Les repères culturels proposés par le MELS n’abordent pas le cadre de vie des milieux populaires, c’est-à-dire la vaste majorité des personnes. L’élève va ressortir inévitablement avec une vision étroite du passé. Imaginez un petit garçon ou une petite fille qui déclare vouloir vivre au Moyen âge, mais qui base son affirmation uniquement sur des histoires de princesses et de preux chevaliers…

En privilégiant ce qui n’a qu’une « valeur universelle exceptionnelle », nous ne retenons que l’histoire des élites, et du même coup, nous marginalisons l’histoire de la majorité. Heureusement, pour pallier à cette carence programmatique, plusieurs initiatives existent pour aider l’enseignant à diversifier son échantillon de repères culturels. En voici quelques-unes :

1) Héritage Montréal dresse annuellement une liste d’établissements menacés de destruction. L’essentiel de cette liste se réfère à des bâtiments qui témoignent des conditions de vie des milieux populaires  (Théâtre Empress, Les Bains Publics, Maisons “Bonheur d’Occasion”).

2) L’Autre Montréal offre de nombreuses visites guidées des quartiers populaires montréalais.
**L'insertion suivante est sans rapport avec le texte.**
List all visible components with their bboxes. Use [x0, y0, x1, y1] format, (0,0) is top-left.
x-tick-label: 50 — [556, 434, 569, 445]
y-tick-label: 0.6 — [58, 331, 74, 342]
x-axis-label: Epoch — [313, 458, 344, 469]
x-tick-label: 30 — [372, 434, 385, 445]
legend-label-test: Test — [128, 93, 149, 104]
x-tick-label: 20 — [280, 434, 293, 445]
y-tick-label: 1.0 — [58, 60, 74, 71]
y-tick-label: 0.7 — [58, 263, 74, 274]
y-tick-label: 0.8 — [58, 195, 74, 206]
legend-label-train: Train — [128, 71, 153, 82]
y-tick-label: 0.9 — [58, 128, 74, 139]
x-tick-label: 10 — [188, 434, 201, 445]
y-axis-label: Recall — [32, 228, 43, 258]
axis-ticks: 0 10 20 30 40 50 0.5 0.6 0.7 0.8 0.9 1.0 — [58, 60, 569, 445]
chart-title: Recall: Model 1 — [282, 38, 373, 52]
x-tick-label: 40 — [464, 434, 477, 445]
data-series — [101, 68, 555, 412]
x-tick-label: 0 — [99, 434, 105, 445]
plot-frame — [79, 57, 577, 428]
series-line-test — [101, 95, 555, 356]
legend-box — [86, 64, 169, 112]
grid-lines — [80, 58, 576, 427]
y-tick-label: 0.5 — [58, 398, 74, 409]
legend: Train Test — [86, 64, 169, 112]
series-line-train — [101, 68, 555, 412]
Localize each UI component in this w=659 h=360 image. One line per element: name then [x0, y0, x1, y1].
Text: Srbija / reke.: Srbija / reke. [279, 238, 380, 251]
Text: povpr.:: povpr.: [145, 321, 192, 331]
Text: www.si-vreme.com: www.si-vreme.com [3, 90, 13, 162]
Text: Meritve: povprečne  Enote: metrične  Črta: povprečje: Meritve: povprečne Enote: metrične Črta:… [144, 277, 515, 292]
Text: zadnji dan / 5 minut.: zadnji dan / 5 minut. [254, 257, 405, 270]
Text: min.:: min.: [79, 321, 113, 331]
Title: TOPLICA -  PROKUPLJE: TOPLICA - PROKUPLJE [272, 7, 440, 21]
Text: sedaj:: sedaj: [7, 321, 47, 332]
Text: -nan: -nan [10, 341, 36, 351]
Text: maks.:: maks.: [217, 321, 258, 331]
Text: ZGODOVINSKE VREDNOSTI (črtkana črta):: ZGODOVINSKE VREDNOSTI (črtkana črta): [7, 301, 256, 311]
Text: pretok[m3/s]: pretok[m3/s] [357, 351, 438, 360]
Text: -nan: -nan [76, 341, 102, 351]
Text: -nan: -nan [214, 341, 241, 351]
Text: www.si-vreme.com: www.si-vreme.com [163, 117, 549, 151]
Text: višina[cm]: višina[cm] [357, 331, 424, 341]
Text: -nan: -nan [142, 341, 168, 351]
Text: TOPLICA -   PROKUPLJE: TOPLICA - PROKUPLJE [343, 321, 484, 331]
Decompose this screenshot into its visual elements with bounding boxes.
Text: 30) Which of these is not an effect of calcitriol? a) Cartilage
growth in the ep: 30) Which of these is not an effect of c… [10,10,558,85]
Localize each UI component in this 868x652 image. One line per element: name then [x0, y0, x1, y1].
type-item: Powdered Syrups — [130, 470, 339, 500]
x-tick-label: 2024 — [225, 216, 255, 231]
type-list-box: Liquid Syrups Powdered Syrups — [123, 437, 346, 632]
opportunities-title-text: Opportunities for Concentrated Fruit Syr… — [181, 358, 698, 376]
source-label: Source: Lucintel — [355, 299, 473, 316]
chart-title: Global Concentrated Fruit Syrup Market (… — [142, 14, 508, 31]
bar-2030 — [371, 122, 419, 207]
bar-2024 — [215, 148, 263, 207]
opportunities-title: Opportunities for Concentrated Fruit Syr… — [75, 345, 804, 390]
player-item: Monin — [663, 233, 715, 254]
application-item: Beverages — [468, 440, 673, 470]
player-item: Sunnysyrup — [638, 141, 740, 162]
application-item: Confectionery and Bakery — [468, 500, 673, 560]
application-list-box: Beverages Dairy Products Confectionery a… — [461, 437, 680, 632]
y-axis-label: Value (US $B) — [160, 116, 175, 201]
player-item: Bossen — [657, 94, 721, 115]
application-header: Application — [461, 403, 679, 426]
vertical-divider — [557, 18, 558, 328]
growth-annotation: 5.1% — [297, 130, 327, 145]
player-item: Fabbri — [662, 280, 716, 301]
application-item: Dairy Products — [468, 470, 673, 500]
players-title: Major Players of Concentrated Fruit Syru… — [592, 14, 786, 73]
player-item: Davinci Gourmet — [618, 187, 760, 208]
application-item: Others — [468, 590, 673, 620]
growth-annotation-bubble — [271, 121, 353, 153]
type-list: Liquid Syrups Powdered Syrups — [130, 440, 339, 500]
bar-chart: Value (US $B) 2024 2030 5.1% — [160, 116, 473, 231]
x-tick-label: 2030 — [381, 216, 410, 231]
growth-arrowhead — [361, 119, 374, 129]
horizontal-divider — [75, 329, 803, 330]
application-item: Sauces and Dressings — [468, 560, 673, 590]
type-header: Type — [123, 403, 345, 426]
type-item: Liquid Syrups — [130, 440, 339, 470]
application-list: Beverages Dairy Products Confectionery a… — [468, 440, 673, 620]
Leurs présentations sont toujours très intéressantes et n’hésitent pas à mêler histoire, architecture et politique.

3) Association pour la protection du patrimoine industriel offre une mine d’information pour quiconque s’intéresse à la question.

4) Ghost signs : des spectres du passé : Cela vous attriste de voir les vieilles publicités dépérir sous vos yeux ? C’est le sujet du livre de Réjane Bougé Sur les murs d'un Montréal qui s'efface.

5) Écomusée du fier monde : Le musée est en soi un exemple de conservation du patrimoine populaire, installé dans un ancien bain public, le musée offre une intéressante exposition permanente sur la révolution industrielle et les conditions de vie des travailleurs, ainsi que des expositions temporaires sur divers sujets portant sur la culture populaire.

En somme, comme le pensait Williams Morris, l’ensemble des périodes historiques doit être préservées, cela transcende l’idée de simplement préserver un vieux bâtiment, mais relève, de ce que Pierre Nora appelait, les lieux de mémoire.